En menos de cinco segundos, el cabello y la camisa se le quedaron empapados. Varios gendarmes permanecían estoicamente bajo el diluvio, protegidos con chubasqueros. Un gendarme se encaminó hacia ellos y Servaz sacó su placa. El hombre enarcó las cejas para expresar su asombro al ver que la brigada de homicidios se presentaba en el lugar antes incluso de que la fiscalía se hubiera hecho cargo del caso.
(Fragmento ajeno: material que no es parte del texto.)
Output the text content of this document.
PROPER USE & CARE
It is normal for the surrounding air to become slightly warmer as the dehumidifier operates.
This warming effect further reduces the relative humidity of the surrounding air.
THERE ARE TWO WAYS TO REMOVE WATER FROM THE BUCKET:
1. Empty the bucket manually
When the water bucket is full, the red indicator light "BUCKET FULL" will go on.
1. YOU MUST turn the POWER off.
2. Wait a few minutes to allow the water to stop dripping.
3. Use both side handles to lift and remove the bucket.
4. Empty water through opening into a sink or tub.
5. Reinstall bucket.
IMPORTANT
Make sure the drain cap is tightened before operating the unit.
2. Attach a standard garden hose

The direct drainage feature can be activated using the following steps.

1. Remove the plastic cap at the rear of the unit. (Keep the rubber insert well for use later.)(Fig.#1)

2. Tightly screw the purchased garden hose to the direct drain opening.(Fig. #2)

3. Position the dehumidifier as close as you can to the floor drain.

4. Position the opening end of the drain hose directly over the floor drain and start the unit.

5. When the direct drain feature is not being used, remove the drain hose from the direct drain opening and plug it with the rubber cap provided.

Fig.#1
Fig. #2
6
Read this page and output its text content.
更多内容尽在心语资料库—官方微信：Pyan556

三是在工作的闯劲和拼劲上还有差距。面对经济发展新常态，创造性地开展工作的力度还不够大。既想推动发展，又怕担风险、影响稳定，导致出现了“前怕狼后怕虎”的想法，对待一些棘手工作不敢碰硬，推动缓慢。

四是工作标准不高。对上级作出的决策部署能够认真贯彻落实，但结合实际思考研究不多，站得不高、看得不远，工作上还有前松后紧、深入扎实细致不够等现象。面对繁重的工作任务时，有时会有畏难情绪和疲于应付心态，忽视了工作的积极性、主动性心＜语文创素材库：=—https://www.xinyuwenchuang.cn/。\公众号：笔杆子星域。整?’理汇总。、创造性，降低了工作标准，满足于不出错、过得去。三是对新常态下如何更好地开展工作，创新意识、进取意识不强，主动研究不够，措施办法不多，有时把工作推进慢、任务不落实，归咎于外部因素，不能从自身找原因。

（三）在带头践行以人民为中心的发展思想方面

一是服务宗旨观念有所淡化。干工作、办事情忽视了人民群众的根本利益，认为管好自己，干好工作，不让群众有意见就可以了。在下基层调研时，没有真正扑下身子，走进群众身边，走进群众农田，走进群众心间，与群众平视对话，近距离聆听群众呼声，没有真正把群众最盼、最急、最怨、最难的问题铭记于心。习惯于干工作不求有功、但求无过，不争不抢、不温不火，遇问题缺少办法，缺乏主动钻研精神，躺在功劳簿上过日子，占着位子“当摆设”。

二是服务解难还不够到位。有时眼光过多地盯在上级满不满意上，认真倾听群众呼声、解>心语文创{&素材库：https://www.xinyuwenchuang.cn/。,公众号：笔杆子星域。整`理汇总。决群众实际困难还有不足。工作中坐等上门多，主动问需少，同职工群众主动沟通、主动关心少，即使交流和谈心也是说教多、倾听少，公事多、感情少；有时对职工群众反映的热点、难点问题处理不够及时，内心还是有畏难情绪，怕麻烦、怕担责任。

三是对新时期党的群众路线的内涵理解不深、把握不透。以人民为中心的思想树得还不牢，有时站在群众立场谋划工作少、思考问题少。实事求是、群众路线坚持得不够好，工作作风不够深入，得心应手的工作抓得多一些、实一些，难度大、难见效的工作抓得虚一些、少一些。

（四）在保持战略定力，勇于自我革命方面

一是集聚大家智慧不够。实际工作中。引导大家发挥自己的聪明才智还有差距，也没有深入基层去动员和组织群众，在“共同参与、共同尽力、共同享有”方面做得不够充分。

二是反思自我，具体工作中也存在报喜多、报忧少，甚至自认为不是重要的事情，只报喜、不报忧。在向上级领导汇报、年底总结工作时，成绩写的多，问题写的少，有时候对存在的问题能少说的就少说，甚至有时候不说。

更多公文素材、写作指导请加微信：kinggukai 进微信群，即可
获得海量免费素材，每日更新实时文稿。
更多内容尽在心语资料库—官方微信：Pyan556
—¿Quién dirige las operaciones? —preguntó Servaz.

—El capitán Bécker.

—¿Está adentro?

—Sí, pero no sé si…

Servaz rodeó al gendarme sin dejarlo acabar.

—¡Martin!

Volvió la cabeza hacia la izquierda. Un poco más lejos, en el callejón, había aparcado un Peugeot 307. Detrás de la puerta abierta, del lado del conductor, se encontraba una persona a la que no había pensado volver a ver nunca hasta esa noche.

★ ★ ★

El agua que caía a cántaros, los faros y las luces giratorias que los cegaban, las caras encapuchadas con los chubasqueros, todo quedaba borroso. Aun así, habría reconocido su silueta entre mil. Llevaba un impermeable con el cuello subido y, en un abrir y cerrar de ojos, sus cabellos rubios y rizados, separados por una raya bien definida, quedaron, junto con el mechón que le caía del lado izquierdo de la cara, empapados. Era, efectivamente, ella. Se mantenía erguida, con una mano en la puerta del coche, con la barbilla alta, tal como la recordaba. Aunque en su cara habían causado estragos el miedo y el dolor, no había renunciado a su orgullo.